Tuesday 17 May 2011

US hits their debt limit - $14.3 trillion - now looking elsewhere for money

The US has reached its debt limit of $14.3 trillion (£8.6tn) (WOW!) and is taking measures to cut spending to avoid breaching it.

Treasury secretary Tim Geithner announced that he was suspending payments into two federal pension funds, after the government reached its maximum legal borrowing limit. Geithner said the suspension should allow the US to avoid a default before 2 August (previously set to 8 July) and urged Congress to agree to raise the debt ceiling before this 11-week deadline expires.

The US Treasury expected to reach the $14.3 trillion limit on on Monday. Congress needs to raise the legal debt ceiling beyond its current limit, which will require Republicans and Democrats reaching agreement over an issue that bitterly divides them. President Barack Obama warned over the weekend that failure to raise the ceiling risks unravelling the world's financial system.

The US is cutting payments into the funds to allow it to keep borrowing while a deal on a higher debt ceiling is agreed.

The US Congress has set a limit on the total level of national debt since 1917.

The ceiling is periodically renegotiated but has become something of a political football as both Democrats and Republicans try to extract concessions in exchange for increasing the limit.

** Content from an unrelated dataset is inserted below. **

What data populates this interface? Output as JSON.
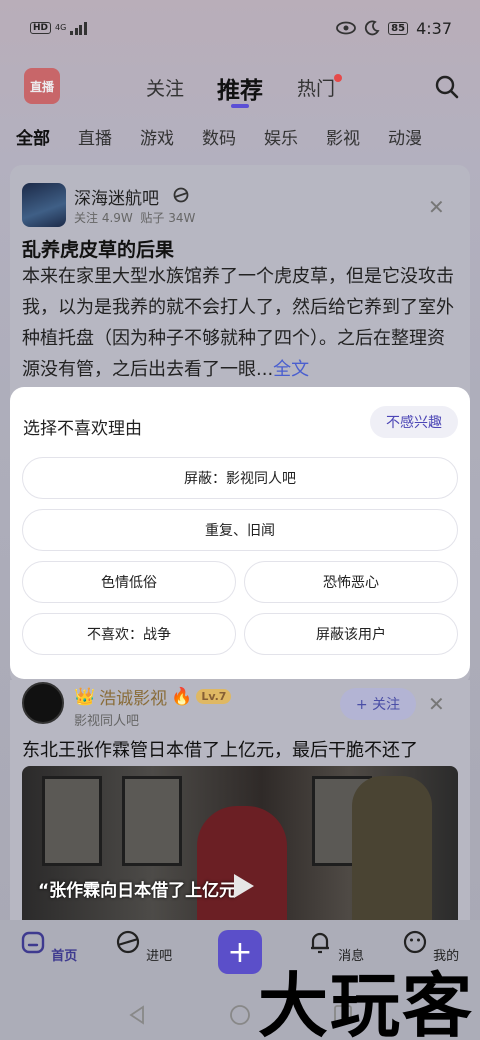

 America's debt has become a sharp dividing line between the two parties and will be in next year's presidential election. John Boehner, the Republican leader of the House of Representatives, wants The White House and Democrats in Congress to agree to trillions of dollars in spending cuts before Republicans give the nod to any increase. Joe Biden, the vice-president, has been tasked with leading negotiations between the administration and leaders on both sides of the aisle in Congress.

"If investors around the world thought that the full faith and credit of the United States was not being backed up, if they thought that we might renege on our IOUs, it could unravel the entire financial system," President Obama said late on Sunday.

The US said that the retiree funds will be "made whole" once the ceiling has been raised and former government workers won't be affected.